Por Leonardo Cordeiro, Gruenbaum, Possinhas & Teixeira
Do ponto de vista biológico, o Tratado de Budapeste simplifica a exigência de depósito de microrganismos — etapa essencial para o pedido de patentes que envolvam organismos vivos. Antes, brasileiros que desenvolviam inovações com base em linhagens microbianas precisavam, na prática, enviar suas amostras para coleções internacionais reconhecidas, gerando custos, entraves logísticos e barreiras à confidencialidade.
Com a adesão ao tratado, abre-se a possibilidade de realizar esse depósito no próprio Brasil, desde que uma autoridade depositária nacional seja credenciada. Isso representa um alívio para pesquisadores e empresas brasileiras, e também aumenta a atratividade do país para investimentos internacionais no setor de biotecnologia, ao alinhar o Brasil com práticas adotadas por mais de 80 países.
Do ponto de vista jurídico, trata-se de uma racionalização procedimental prevista no próprio Acordo sobre Aspectos dos Direitos de Propriedade Intelectual Relacionados ao Comércio (TRIPS). Além de simplificar o trâmite, reduz disputas técnicas sobre suficiência descritiva e viabiliza o exame de pedidos complexos com maior segurança jurídica.
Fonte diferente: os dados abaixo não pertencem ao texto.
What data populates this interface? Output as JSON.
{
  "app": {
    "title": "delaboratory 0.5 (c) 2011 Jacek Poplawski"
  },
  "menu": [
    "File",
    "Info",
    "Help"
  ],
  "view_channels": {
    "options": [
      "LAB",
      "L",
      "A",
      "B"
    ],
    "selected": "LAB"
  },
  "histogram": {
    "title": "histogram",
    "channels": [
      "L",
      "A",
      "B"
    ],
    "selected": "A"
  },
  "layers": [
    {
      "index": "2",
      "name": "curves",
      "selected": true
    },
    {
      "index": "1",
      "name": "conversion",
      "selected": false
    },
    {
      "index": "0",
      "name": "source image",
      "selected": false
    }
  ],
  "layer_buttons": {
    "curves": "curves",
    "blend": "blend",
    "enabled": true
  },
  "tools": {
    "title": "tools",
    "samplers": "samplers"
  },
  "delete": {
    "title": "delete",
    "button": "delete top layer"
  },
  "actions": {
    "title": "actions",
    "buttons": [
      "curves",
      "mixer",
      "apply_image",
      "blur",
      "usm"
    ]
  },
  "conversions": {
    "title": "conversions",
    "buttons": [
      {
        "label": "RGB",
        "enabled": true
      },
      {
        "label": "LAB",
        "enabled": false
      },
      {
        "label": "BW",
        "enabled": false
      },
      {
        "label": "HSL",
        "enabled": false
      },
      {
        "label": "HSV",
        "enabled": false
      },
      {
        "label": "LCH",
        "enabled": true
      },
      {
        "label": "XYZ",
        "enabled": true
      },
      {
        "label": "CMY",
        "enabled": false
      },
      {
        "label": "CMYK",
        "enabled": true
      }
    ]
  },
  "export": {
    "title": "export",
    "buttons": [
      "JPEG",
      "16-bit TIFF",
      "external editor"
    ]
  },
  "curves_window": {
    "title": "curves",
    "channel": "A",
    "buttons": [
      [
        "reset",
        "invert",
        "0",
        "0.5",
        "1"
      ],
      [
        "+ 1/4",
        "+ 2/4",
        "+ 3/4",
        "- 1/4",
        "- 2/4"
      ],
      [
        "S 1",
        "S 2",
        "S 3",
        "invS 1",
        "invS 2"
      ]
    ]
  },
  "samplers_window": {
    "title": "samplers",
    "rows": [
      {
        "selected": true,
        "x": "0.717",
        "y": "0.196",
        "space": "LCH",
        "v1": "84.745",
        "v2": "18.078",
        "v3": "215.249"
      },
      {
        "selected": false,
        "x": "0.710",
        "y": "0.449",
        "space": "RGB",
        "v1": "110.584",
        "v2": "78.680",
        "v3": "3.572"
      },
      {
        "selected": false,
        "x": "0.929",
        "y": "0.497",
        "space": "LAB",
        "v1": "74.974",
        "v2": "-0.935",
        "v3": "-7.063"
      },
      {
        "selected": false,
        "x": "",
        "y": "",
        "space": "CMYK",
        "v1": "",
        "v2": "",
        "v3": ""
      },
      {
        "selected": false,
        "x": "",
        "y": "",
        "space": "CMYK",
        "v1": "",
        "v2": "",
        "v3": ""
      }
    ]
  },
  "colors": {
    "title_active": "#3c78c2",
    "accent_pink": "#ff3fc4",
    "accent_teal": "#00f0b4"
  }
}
Ainda restam, no entanto, perguntas importantes:
Qual será a instituição brasileira credenciada como Autoridade Internacional Depositária (IDA)?
Teremos uma estrutura pública, privada ou híbrida para o recebimento, guarda e preservação dessas amostras?
Enquanto aguardamos essas definições, celebramos esse avanço como mais um passo rumo à valorização da ciência, da bioeconomia e da inovação tecnológica nacional.